In De minerarum docimasia humida (1780)
In De minerarum docimasia humida (1780)
Back in De minerarum docimasia humida (1780) Bergman explained his processes for quantitative and qualitative evaluation of nutritional supplements by wet procedures. Reagents were used for qualitative evaluation, as in the case of mineral waters, except for qualitative investigation that he introduced a totally new process that shortly was generally embraced. Formerly it was customary to try to isolate the material being estimated (metal, ground, etc ) from the pure country, but Bergman precipitated it within an alkaline chemical of known composition, which had been filtered through a formerly weighed paper after which weighed after drying in the temperature of boiling water. It had been necessary to make certain the precipitate wasn't contaminated.
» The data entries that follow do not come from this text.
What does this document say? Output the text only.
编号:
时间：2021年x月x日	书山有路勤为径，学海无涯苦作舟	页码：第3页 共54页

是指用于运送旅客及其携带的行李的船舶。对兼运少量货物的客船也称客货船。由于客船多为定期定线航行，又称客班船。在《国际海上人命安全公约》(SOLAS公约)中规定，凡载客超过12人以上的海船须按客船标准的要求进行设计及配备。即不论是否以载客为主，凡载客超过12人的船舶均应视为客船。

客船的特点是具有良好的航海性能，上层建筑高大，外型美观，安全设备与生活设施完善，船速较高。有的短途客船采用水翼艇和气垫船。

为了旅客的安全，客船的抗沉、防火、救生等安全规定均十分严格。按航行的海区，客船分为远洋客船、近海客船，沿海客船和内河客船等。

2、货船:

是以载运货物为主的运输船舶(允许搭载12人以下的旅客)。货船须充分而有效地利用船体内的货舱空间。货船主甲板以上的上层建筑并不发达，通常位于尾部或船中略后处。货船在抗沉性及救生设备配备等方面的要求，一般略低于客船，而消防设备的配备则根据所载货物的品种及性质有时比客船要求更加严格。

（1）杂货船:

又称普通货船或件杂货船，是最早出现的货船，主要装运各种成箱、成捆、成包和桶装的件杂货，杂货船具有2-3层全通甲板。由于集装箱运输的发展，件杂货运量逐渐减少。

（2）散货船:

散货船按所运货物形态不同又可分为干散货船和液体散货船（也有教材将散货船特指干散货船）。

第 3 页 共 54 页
The method depended upon the innocence and insolubility of precipitates of famous composition. Bergman discussed these variables in a third treatise. Other chemists, especially R. Kirwan and C. F. Wenzel, acquired different results, but Bergman's prestige induced his characters to be generally accepted for several decades. Back in 1789 L. B. Guyton de Morveau demonstrated that Bergman's outcomes were inconsistent, and the majority of them were left (as were Kirwan's and Wenzel's), but his newest analytic approaches were of permanent price.
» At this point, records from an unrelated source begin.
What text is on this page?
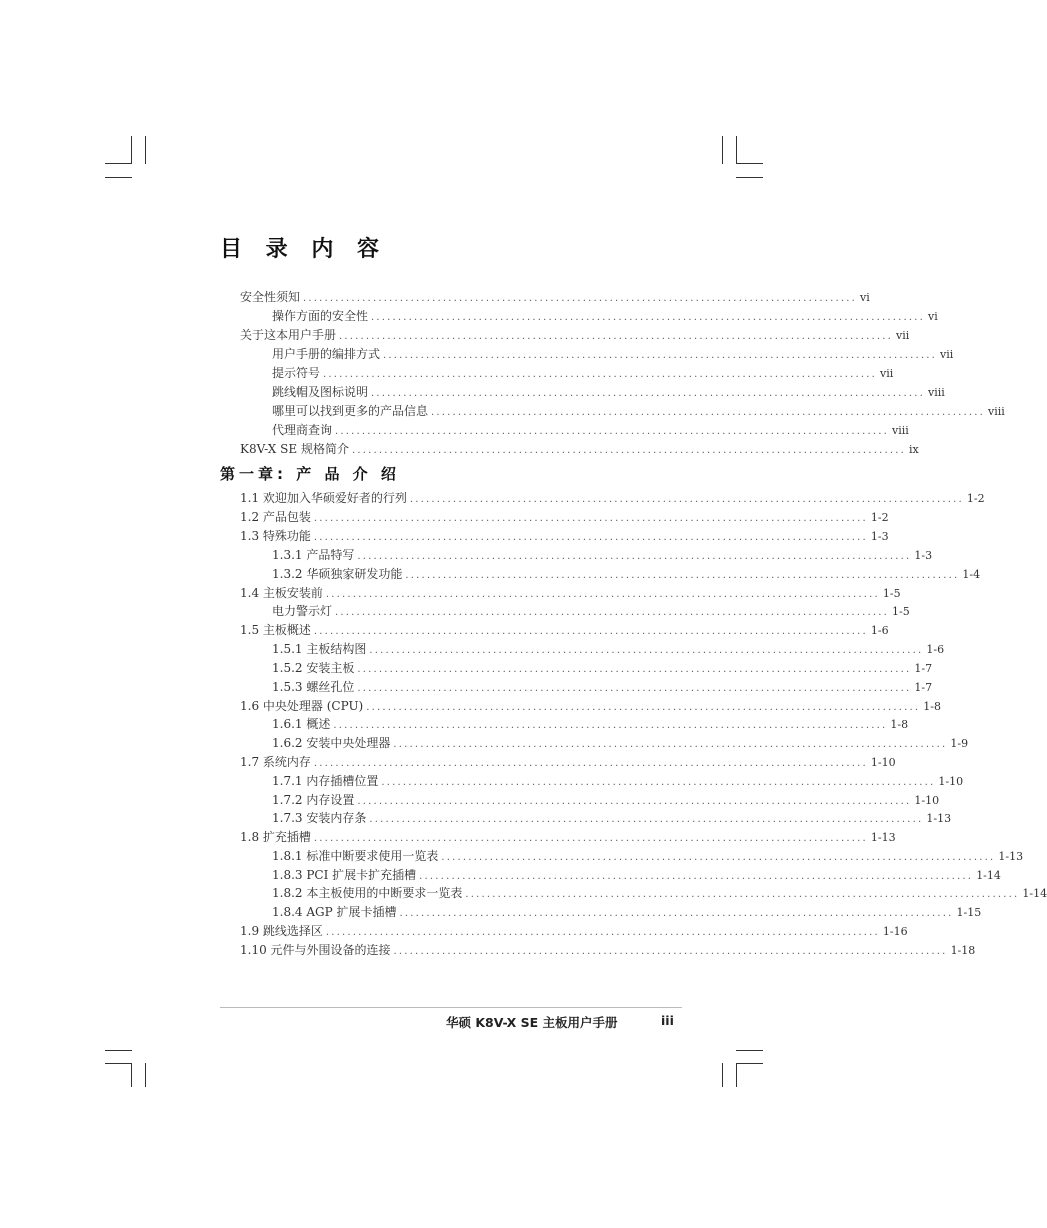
目 录 内 容
安全性须知 ....................................................................................................... vi
操作方面的安全性 ....................................................................................................... vi
关于这本用户手册 ....................................................................................................... vii
用户手册的编排方式 ....................................................................................................... vii
提示符号 ....................................................................................................... vii
跳线帽及图标说明 ....................................................................................................... viii
哪里可以找到更多的产品信息 ....................................................................................................... viii
代理商查询 ....................................................................................................... viii
K8V-X SE 规格简介 ....................................................................................................... ix
第一章: 产 品 介 绍
1.1 欢迎加入华硕爱好者的行列 ....................................................................................................... 1-2
1.2 产品包装 ....................................................................................................... 1-2
1.3 特殊功能 ....................................................................................................... 1-3
1.3.1 产品特写 ....................................................................................................... 1-3
1.3.2 华硕独家研发功能 ....................................................................................................... 1-4
1.4 主板安装前 ....................................................................................................... 1-5
电力警示灯 ....................................................................................................... 1-5
1.5 主板概述 ....................................................................................................... 1-6
1.5.1 主板结构图 ....................................................................................................... 1-6
1.5.2 安装主板 ....................................................................................................... 1-7
1.5.3 螺丝孔位 ....................................................................................................... 1-7
1.6 中央处理器 (CPU) ....................................................................................................... 1-8
1.6.1 概述 ....................................................................................................... 1-8
1.6.2 安装中央处理器 ....................................................................................................... 1-9
1.7 系统内存 ....................................................................................................... 1-10
1.7.1 内存插槽位置 ....................................................................................................... 1-10
1.7.2 内存设置 ....................................................................................................... 1-10
1.7.3 安装内存条 ....................................................................................................... 1-13
1.8 扩充插槽 ....................................................................................................... 1-13
1.8.1 标准中断要求使用一览表 ....................................................................................................... 1-13
1.8.3 PCI 扩展卡扩充插槽 ....................................................................................................... 1-14
1.8.2 本主板使用的中断要求一览表 ....................................................................................................... 1-14
1.8.4 AGP 扩展卡插槽 ....................................................................................................... 1-15
1.9 跳线选择区 ....................................................................................................... 1-16
1.10 元件与外围设备的连接 ....................................................................................................... 1-18
华硕 K8V-X SE 主板用户手册	iii
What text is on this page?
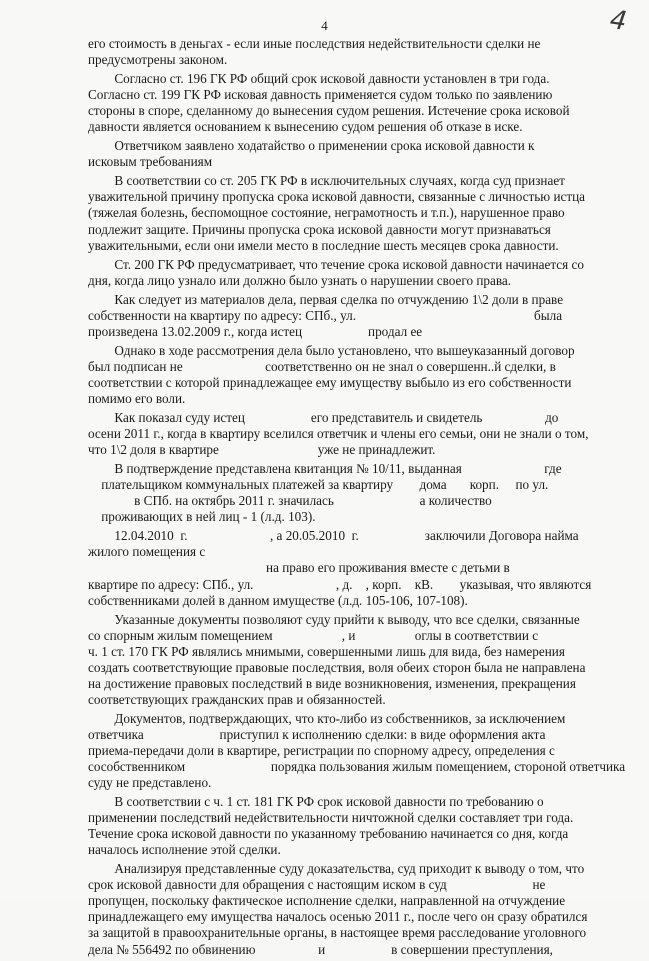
4	4
его стоимость в деньгах - если иные последствия недействительности сделки не
предусмотрены законом.
Согласно ст. 196 ГК РФ общий срок исковой давности установлен в три года.
Согласно ст. 199 ГК РФ исковая давность применяется судом только по заявлению
стороны в споре, сделанному до вынесения судом решения. Истечение срока исковой
давности является основанием к вынесению судом решения об отказе в иске.
Ответчиком заявлено ходатайство о применении срока исковой давности к
исковым требованиям
В соответствии со ст. 205 ГК РФ в исключительных случаях, когда суд признает
уважительной причину пропуска срока исковой давности, связанные с личностью истца
(тяжелая болезнь, беспомощное состояние, неграмотность и т.п.), нарушенное право
подлежит защите. Причины пропуска срока исковой давности могут признаваться
уважительными, если они имели место в последние шесть месяцев срока давности.
Ст. 200 ГК РФ предусматривает, что течение срока исковой давности начинается со
дня, когда лицо узнало или должно было узнать о нарушении своего права.
Как следует из материалов дела, первая сделка по отчуждению 1\2 доли в праве
собственности на квартиру по адресу: СПб., ул.                                                      была
произведена 13.02.2009 г., когда истец                    продал ее
Однако в ходе рассмотрения дела было установлено, что вышеуказанный договор
был подписан не                         соответственно он не знал о совершенн..й сделки, в
соответствии с которой принадлежащее ему имуществу выбыло из его собственности
помимо его воли.
Как показал суду истец                    его представитель и свидетель                   до
осени 2011 г., когда в квартиру вселился ответчик и члены его семьи, они не знали о том,
что 1\2 доля в квартире                              уже не принадлежит.
В подтверждение представлена квитанция № 10/11, выданная                         где
плательщиком коммунальных платежей за квартиру        дома       корп.     по ул.
в СПб. на октябрь 2011 г. значилась                          а количество
проживающих в ней лиц - 1 (л.д. 103).
12.04.2010  г.                         , а 20.05.2010  г.                    заключили Договора найма
жилого помещения с
на право его проживания вместе с детьми в
квартире по адресу: СПб., ул.                         , д.    , корп.    кВ.        указывая, что являются
собственниками долей в данном имуществе (л.д. 105-106, 107-108).
Указанные документы позволяют суду прийти к выводу, что все сделки, связанные
со спорным жилым помещением                     , и                  оглы в соответствии с
ч. 1 ст. 170 ГК РФ являлись мнимыми, совершенными лишь для вида, без намерения
создать соответствующие правовые последствия, воля обеих сторон была не направлена
на достижение правовых последствий в виде возникновения, изменения, прекращения
соответствующих гражданских прав и обязанностей.
Документов, подтверждающих, что кто-либо из собственников, за исключением
ответчика                       приступил к исполнению сделки: в виде оформления акта
приема-передачи доли в квартире, регистрации по спорному адресу, определения с
сособственником                          порядка пользования жилым помещением, стороной ответчика
суду не представлено.
В соответствии с ч. 1 ст. 181 ГК РФ срок исковой давности по требованию о
применении последствий недействительности ничтожной сделки составляет три года.
Течение срока исковой давности по указанному требованию начинается со дня, когда
началось исполнение этой сделки.
Анализируя представленные суду доказательства, суд приходит к выводу о том, что
срок исковой давности для обращения с настоящим иском в суд                          не
пропущен, поскольку фактическое исполнение сделки, направленной на отчуждение
принадлежащего ему имущества началось осенью 2011 г., после чего он сразу обратился
за защитой в правоохранительные органы, в настоящее время расследование уголовного
дела № 556492 по обвинению                   и                    в совершении преступления,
In De praecipitatis metallicis Bergman also believed the phenomena detected when metals dissolved in acids, also, as in other writings , he accepted the opinion that phlogiston was dropped from the metal. He embraced the phlogistic justification of combustion and calcination Proposed by C. W. Scheele: phlogiston in the combustible or alloy along with"fire air" (oxygen) to form warmth, a subtle substance that escaped throughout the boat. Bergman did, however, create a significant first contribution to the phlogiston theory in 1782, when he tried to gauge the comparative amounts of phlogiston in various metals by deciding the weight of a single metal which could precipitate another out of alternative. Therefore, from alternative in nitric oxide , 100 parts of silver have been precipitated by 135 of germ, 234 of direct, 31 of aluminum, etc; and those weights have been believed to contain exactly the identical quantity of phlogiston, for its response included just its own transfer. There were inconsistencies as a result of these consequences as incomplete precipitation along with the occasional growth of hydrogen, also it might be reading too much into those results to state that Bergman had grasped the notion of equivalents. This task is, nevertheless, significant as one of the very few efforts made to set the phlogiston theory on a qualitative basis.